Trolling Group GNAA Claims “Brony” Culture Was Target of Today’s Nasty Attack on Tumblr

The blogging site Tumblr was hit Monday with a virus

On Monday morning, the notorious anti-blogging trolling hacker group GNAA  hacked Tumblr, propagating a worm in the disguise of a racist spam message urging users to kill themselves.

The original target appears to have been the “brony” tag on tumblr—bronies being the adult, male fans of the children’s show My Little Pony: Friendship Is Magic. The first Tumblrs that were infected, including the Internet culture site the Daily Dot, used the brony tag, and from there, it seems, thousands of other Tumblrs fell victim, including those belonging to USA Today, the Verge, and Reuters.
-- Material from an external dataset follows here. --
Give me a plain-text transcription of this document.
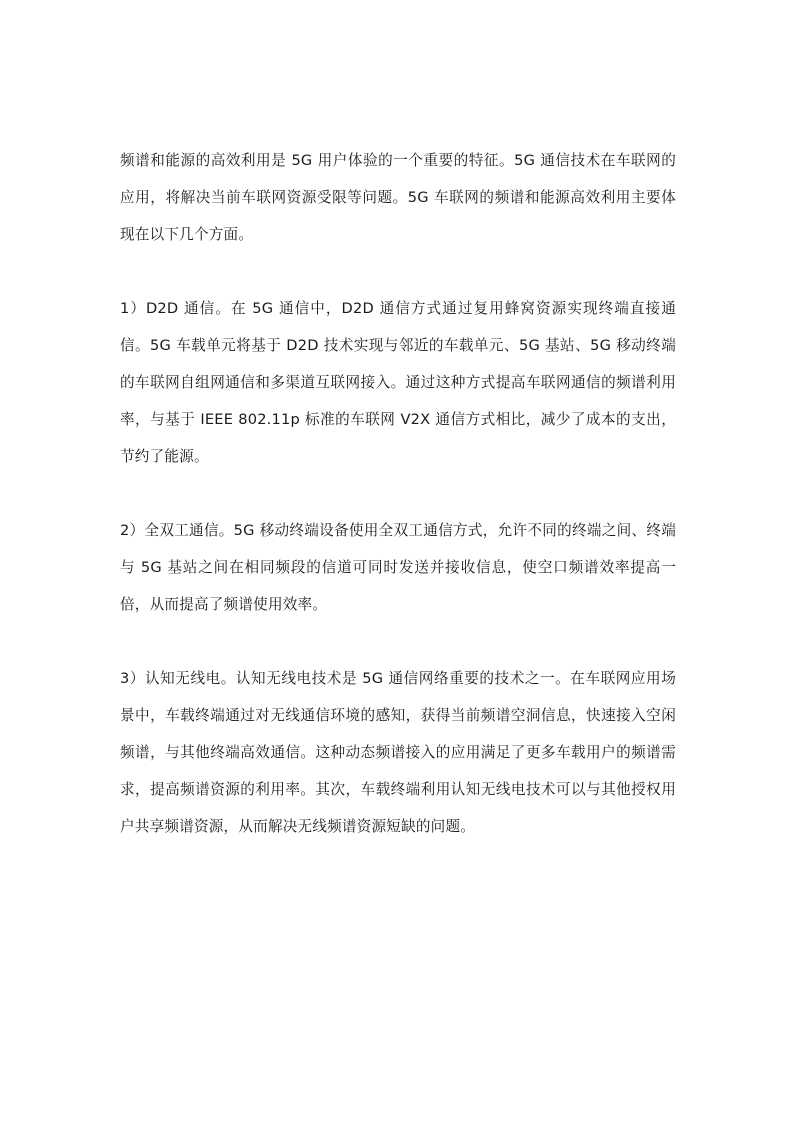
频谱和能源的高效利用是 5G 用户体验的一个重要的特征。5G 通信技术在车联网的应用，将解决当前车联网资源受限等问题。5G 车联网的频谱和能源高效利用主要体现在以下几个方面。

1）D2D 通信。在 5G 通信中，D2D 通信方式通过复用蜂窝资源实现终端直接通信。5G 车载单元将基于 D2D 技术实现与邻近的车载单元、5G 基站、5G 移动终端的车联网自组网通信和多渠道互联网接入。通过这种方式提高车联网通信的频谱利用率，与基于 IEEE 802.11p 标准的车联网 V2X 通信方式相比，减少了成本的支出，节约了能源。

2）全双工通信。5G 移动终端设备使用全双工通信方式，允许不同的终端之间、终端与 5G 基站之间在相同频段的信道可同时发送并接收信息，使空口频谱效率提高一倍，从而提高了频谱使用效率。

3）认知无线电。认知无线电技术是 5G 通信网络重要的技术之一。在车联网应用场景中，车载终端通过对无线通信环境的感知，获得当前频谱空洞信息，快速接入空闲频谱，与其他终端高效通信。这种动态频谱接入的应用满足了更多车载用户的频谱需求，提高频谱资源的利用率。其次，车载终端利用认知无线电技术可以与其他授权用户共享频谱资源，从而解决无线频谱资源短缺的问题。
In a press release announcing today’s attack (warning: click at your own risk), GNAA insults brony culture with racist, inflammatory language typical of trolls, before mentioning an upcoming “brony-removal drive.” 

The group claims to have infected 8,600 individual Tumblrs with the worm. 

GNAA is a trolling group that has been around since 2002, and in that time it has targeted everyone from conspiracy theorist Alex Jones and CNN to Barack Obama’s campaign websites. Internet watchers may remember the name GNAA when the group pranked media outlets during Hurricane Sandy with fake tweets claiming that they were looting evacuated houses. (One fake tweet, for instance, had a member stealing a cat.) As a trolling group, the GNAA has no real defined mission, other than to wreck havoc on the Internet.

In a Twitter DM exchange, GNAA’s Interim Vice President  @Ms_meepsheep told me he or she had uncovered the vulnerability  about a month ago that allowed them to spam this image. The attack itself took about a week of planning which included “a massive phishing scam by sister troll group #dongforce.”

Some outlets have speculated the Tumblr hack is related to the video embed field on Tumblr, but @Ms_meepsheep says it exploits vulnerabilities in “multiple fields, including all mobile post fields.” He or she continued, “Lazy developers, far too incompetent to sanitize input, are the ones to blame. As long as web developers do not care about their users, hackers (or script kiddies depending on point if view) will be there to exploit their errors. Expect more fun from the GNAA in the future. …”

@Ms_meepsheep claims Tumblr actually knew about these vulnerabilities “damn well in advance,” as  he or she has “emails sent to cloudfare that prove this.” When pressed for more information,  @Ms_meepsheep claims “Tumblr emailed cloudfare over a box that was exploiting this before the final hit today,” before directing me to an Encyclopedia Dramatica article (think Wikipedia for Internet phenomena—and NSFW*) containing an email from Tumblr employee Christopher Price.   

As of Monday afternoon, Tumblr reports that everything is back to normal.

*This post was updated at 2:30 Eastern to note that Encyclopedia Dramatic may be NSFW.